Beneficial Effects of Nicotine" (Jarvik, British Journal of Addiction, 1991) -- summarizes the many positive aspects of this wonder drug. "When chronically taken," it says here, "nicotine may result in: (1) positive reinforcement [it makes you feel good], (2) negative reinforcement [it may keep you from feeling bad], (3) reduction of body weight [by reducing appetite and increasing metabolic rate], (4) enhancement of performance, and protection against: (5) Parkinson's disease, (6) Tourette's disease [tics], (7) Alzheimer's disease, (8) ulcerative colitis and (9) sleep apnea. The reliability of these effects varies greatly but justifies the search for more therapeutic applications for this interesting compound.

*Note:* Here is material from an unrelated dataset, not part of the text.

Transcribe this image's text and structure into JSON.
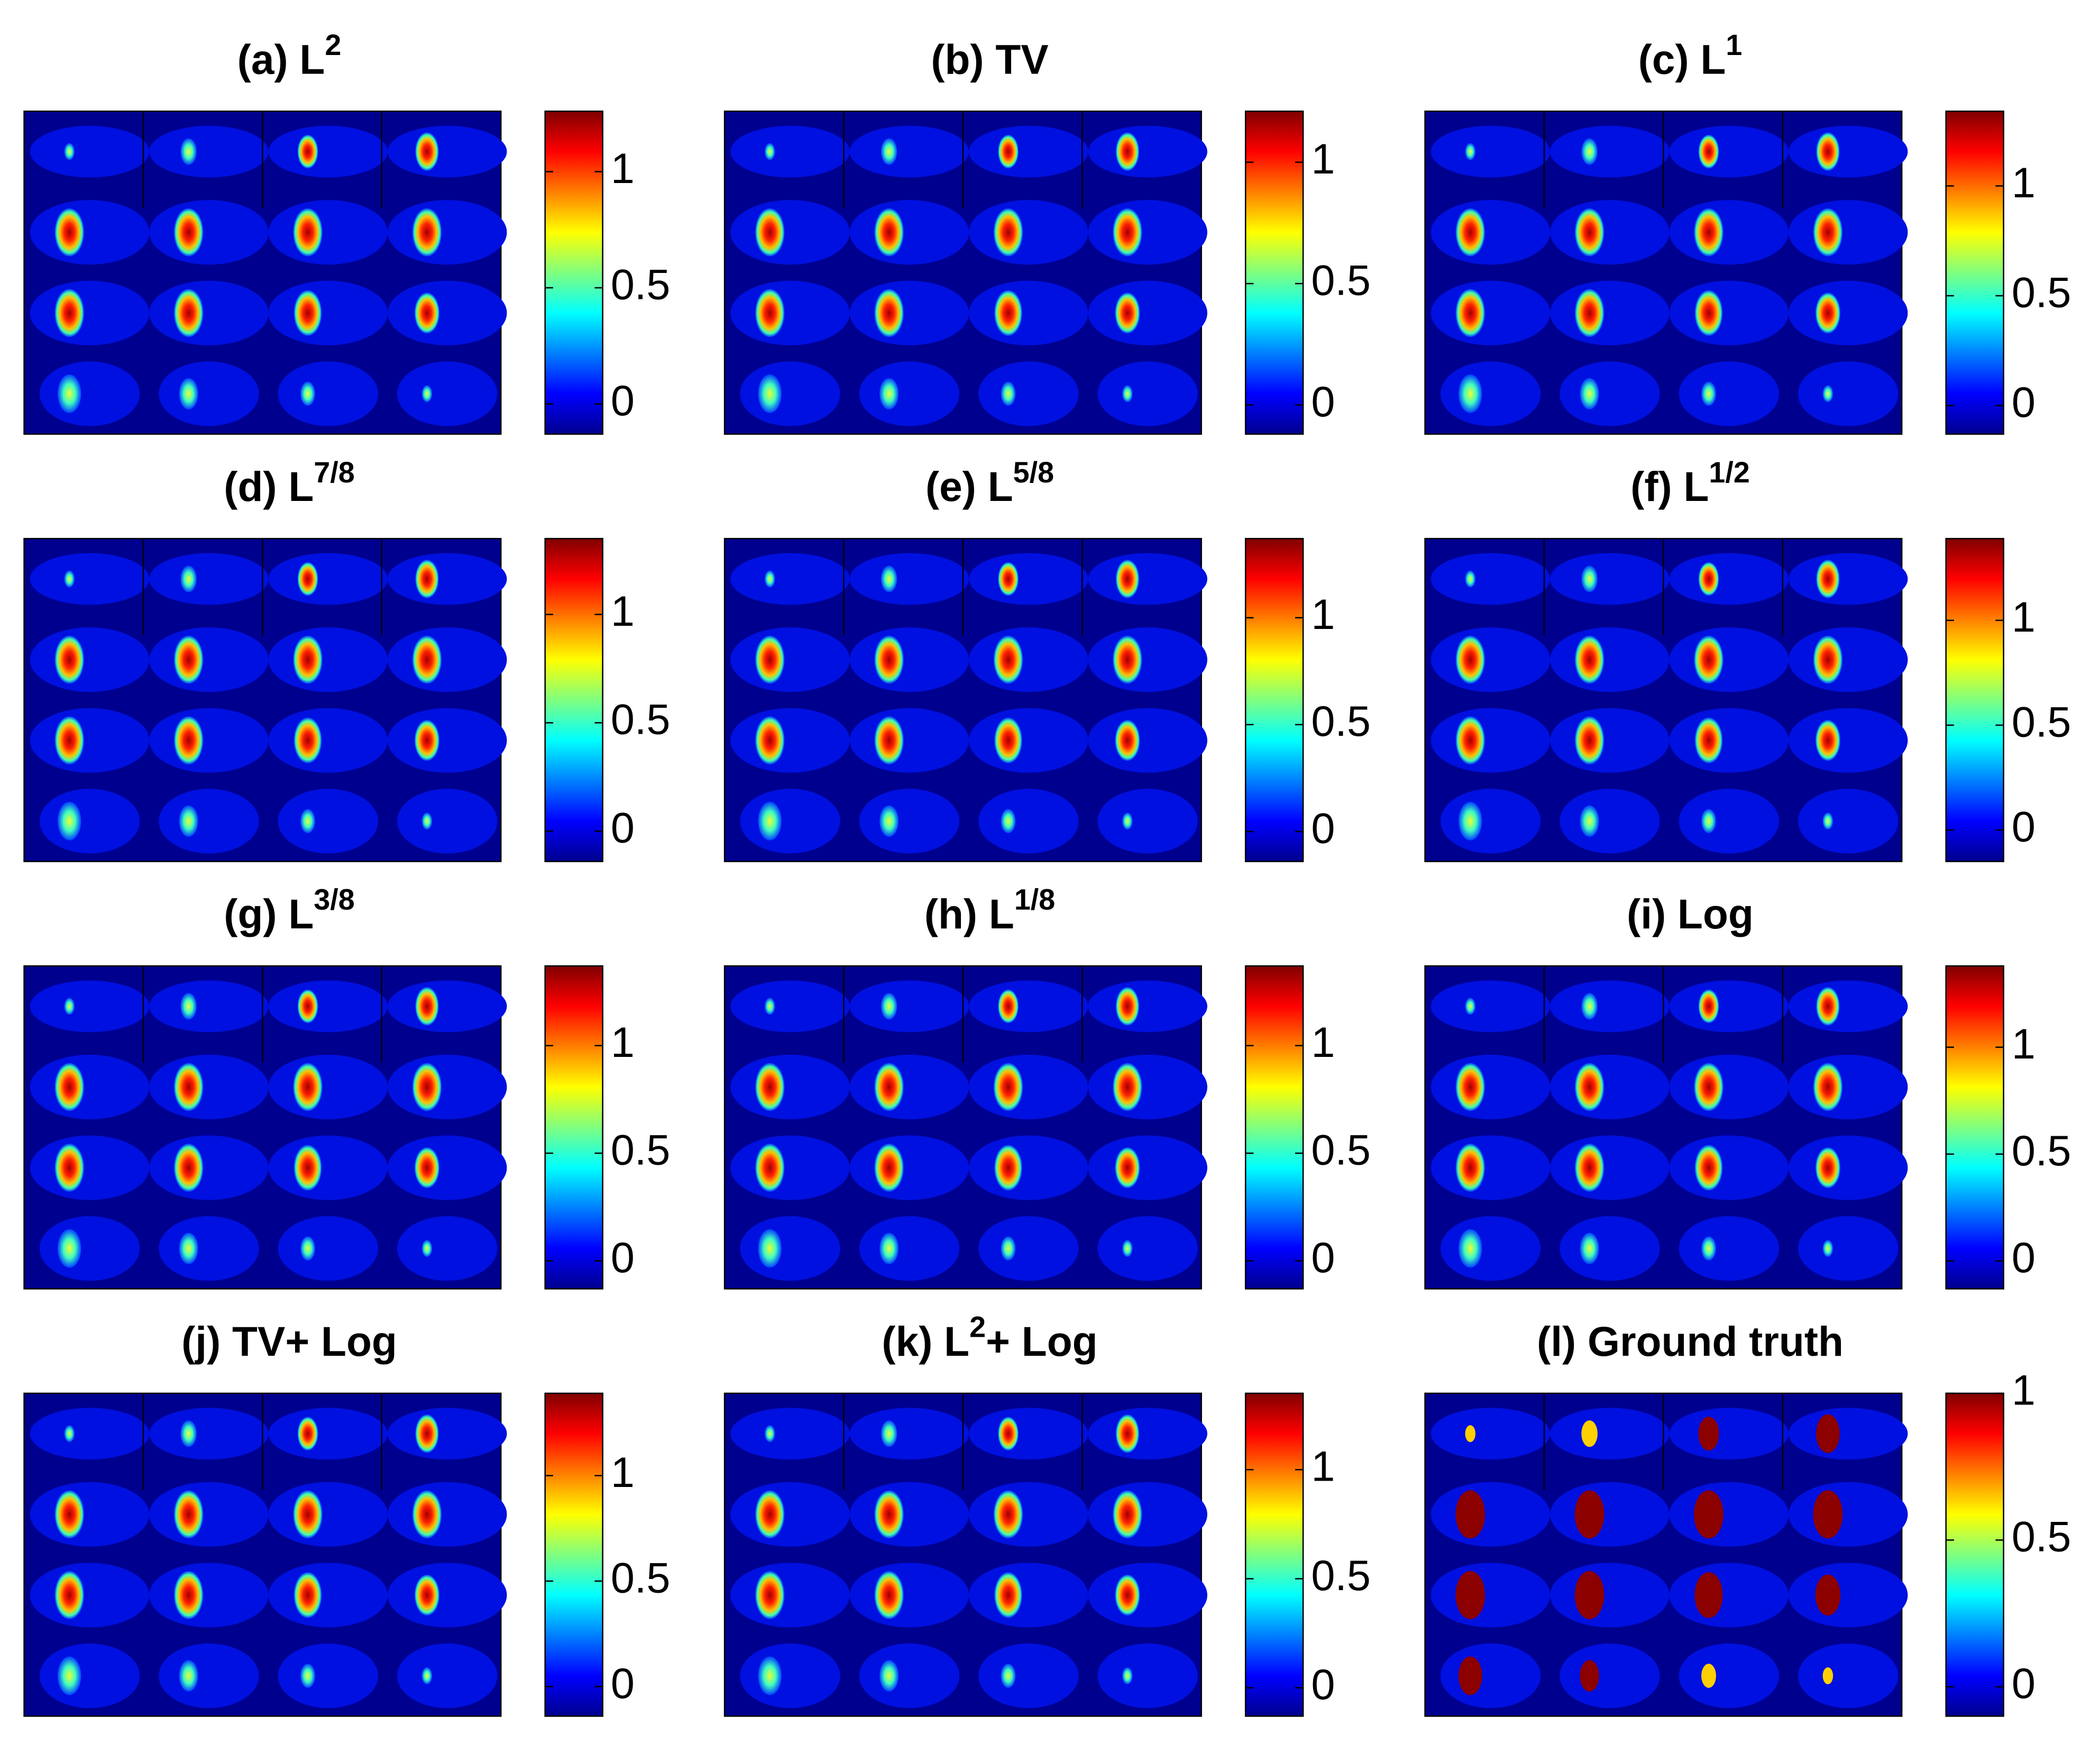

"Apparently, smoking reduces the risks of Parkinson's and Alzheimer's disease in aging adults. According to medical studies, it is the nicotine that improves mental processes in the body and can keep Alzheimer's and Parkinson's at bay or eliminates the risk entirely. In a study done on 19 smoking patients who were at risk genetically to contract Alzheimer's, 15 of them had reduced risks in contracting the disease themselves, and none of them were showed to have an increased risk at all.
"The risk of Alzheimer's disease decreased with increasing daily number of cigarettes smoked before onset of disease. In six families in which the disease was apparently inherited, the mean age of onset was 4-17 years later in smoking patients than in non-smoking from the same family." claims Conelia M. vanDuljn, MSC, and Albert Hoffman, MD, of Erasmus University Medical School, of their findings.
A publication in Neo-Pharmacology in March, 1990, suggests that cigarette smoke actually reduces the risk of Parkinson's. "Several epidemiological studies have indicated that there may be an inverse relationship between smoking and Parkinson's Disease." There's an "apparent protective effect of cigarette smoke" (against Parkinson's), the publication claims.
In studies done by the Parkinson's Disease Institute in California (led by Maryka Quik, PhD), it was found that nicotine helps protect the brain cells that produce dopamine from dying off as people age. People don't get Parkinson's disease until 80-90% of the dopamine producing brain cells die off, and according to the study, nicotine can reduce the loss of dopamine producing cells from 80% cell loss to 60%, therefore keeping Parkinson's at bay. The study suggests that nicotine works by stimulating production of brain chemicals and helping nerve cells recover from injury, but the reason nicotine appears to reduce Parkinson's disease risks is still unclear. This particular study was published in an online edition of the "Journal of Neurochemistry."
So next time you get a whiff of someone's cigarette, maybe it will help you remember a better time in America where people weren’t trying to tell you how to live your life.
(Editor’s note: While there are documented benefits to nicotine cited in several medical studies, those benefits are offset by the risks of smoking. The MLN does not advocate smoking tobacco as a health benefit, although we respect the rights of people who chose to smoke.)